The balance of bone homeostasis is disrupted with the loss of ephrinB1 in osteoprogenitors, resulting in an osteoporotic phenotype. — ASN Events
  1. Schedule
  2. Welcome Reception & ANZBMS Plenary Posters
  3. The balance of bone homeostasis is disrupted with the loss of ephrinB1 in osteoprogenitors, resulting in an osteoporotic phenotype.

The balance of bone homeostasis is disrupted with the loss of ephrinB1 in osteoprogenitors, resulting in an osteoporotic phenotype. (#104)

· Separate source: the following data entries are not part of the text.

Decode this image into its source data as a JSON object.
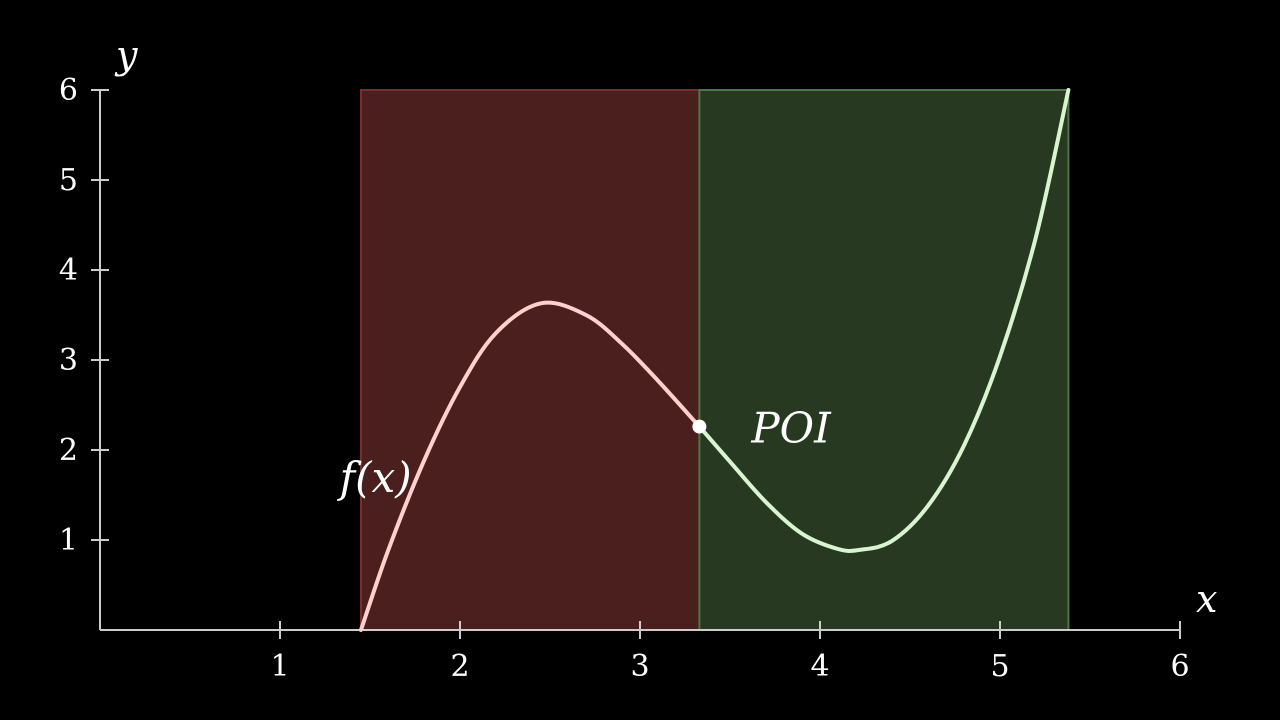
{
  "chart_data": {
    "type": "line",
    "title": "",
    "xlabel": "x",
    "ylabel": "y",
    "xlim": [
      0,
      6
    ],
    "ylim": [
      0,
      6
    ],
    "x_ticks": [
      1,
      2,
      3,
      4,
      5,
      6
    ],
    "y_ticks": [
      1,
      2,
      3,
      4,
      5,
      6
    ],
    "x_tick_labels": [
      "1",
      "2",
      "3",
      "4",
      "5",
      "6"
    ],
    "y_tick_labels": [
      "1",
      "2",
      "3",
      "4",
      "5",
      "6"
    ],
    "grid": false,
    "series": [
      {
        "name": "f(x)",
        "x": [
          1.45,
          1.6,
          1.8,
          2.0,
          2.2,
          2.45,
          2.7,
          2.9,
          3.1,
          3.33,
          3.5,
          3.7,
          3.9,
          4.1,
          4.22,
          4.4,
          4.6,
          4.8,
          5.0,
          5.2,
          5.38
        ],
        "y": [
          0.0,
          0.88,
          1.88,
          2.7,
          3.3,
          3.63,
          3.5,
          3.18,
          2.77,
          2.26,
          1.87,
          1.42,
          1.07,
          0.9,
          0.89,
          0.99,
          1.38,
          2.05,
          3.04,
          4.37,
          6.0
        ]
      }
    ],
    "regions": [
      {
        "x_range": [
          1.45,
          3.33
        ],
        "y_range": [
          0,
          6
        ],
        "color": "#4b1f1d",
        "edge": "#7a2e2b",
        "curve_color": "#ffd0cc"
      },
      {
        "x_range": [
          3.33,
          5.38
        ],
        "y_range": [
          0,
          6
        ],
        "color": "#273a21",
        "edge": "#4f7446",
        "curve_color": "#d9f5cf"
      }
    ],
    "point": {
      "x": 3.33,
      "y": 2.26,
      "label": "POI"
    },
    "annotations": [
      {
        "text": "f(x)",
        "x": 1.22,
        "y": 1.7
      }
    ]
  },
  "colors": {
    "background": "#000000",
    "axis": "#cccccc",
    "text": "#ffffff",
    "point": "#ffffff"
  }
}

Agnieszka Arthur 1 2 , Thao Nguyen 1 2 , Sharon Paton 1 2 , Andrew Zannettino 2 3 , Stan Gronthos 1 2
  1. Mesenchymal Stem Cell Laboratory, Adelaide Medical School, Faculty of Health and Medical Sciences, University of Adelaide, Adelaide, SA, Australia
  2. Precision Medicine Theme, South Australian Health and Medical Research Institute, Adelaide, SA, Australia
  3. Myeloma Research Laboratory, Adelaide Medical School, Faculty of Health and Medical Sciences, University of Adelaide, Adelaide, SA, Australia

Members of the Eph receptor tyrosine kinase family and their ephrin ligands are involved in the process of skeletal development and bone homeostasis in humans and mouse models. Our studies demonstrated that ephrinB1 expressed by human mesenchymal stem cells (MSC) when stimulated by the EphB2 receptor, promoted osteogenic differentiation. While in a mouse model, loss of ephrinB1 in osteoprogenitors resulted in impairment of endochondral ossification, compromising bone formation and integrity during skeletal maturation. The present study examined the importance of ephrinB1 during the maintenance of bone homeostasis following the onset of osteoporosis. Bone samples were analysed from ovariectomised-induced osteoporotic and non-osteoporotic female C57BL/6 mice and assessed for ephrinB expression by RT-PCR. Female homozygote ephrinB1 (EfnB1) conditional knockouts under the control of the osterix promoter (Osx:cre-ephrinB1fl/fl) and Osx:Cre controls were used to assess skeletal tissue parameters following ovariectomy-induced osteoporosis or sham surgery. To identify the contribution of Eph-ephrinB1 signalling in osteoclast function, human osteoclastogenic in vitro studies were performed and assessed by RT-PCR and TRAP enumeration. In a mouse ovariectomy model, ephrinB1 gene expression was significantly down-regulated compared to ephrinB2, compared to normal controls. We observed that Osx:EfnB1-/- sham treated mice displayed an osteoporotic bone phenotype. The loss of EfnB1 by osteoprogenitors alone impaired trabecular bone architecture similar to the ovariectomised Osx:Cre controls, which was not further exacerbated in Osx:cre-ephrinB1fl/flovariectomised females. This osteoporotic phenotype was correlated with a significant reduction in osteoblast and elevated osteoclast numbers within the bone. RT-PCR analysis identified EphB2 as the highest expressing EphB member by human PBMNC during osteoclast differentiation. Functionally, ephrinB1 stimulation of EphB2 expressing monocytes resulted in significantly fewer multinucleated TRAP+ osteoclasts following differentiation. These observations suggest that ephrinB1 signalling may be important in maintaining bone integrity, where loss of ephrinB1 in the osteogenic lineage can lead to an imbalance of bone homeostasis.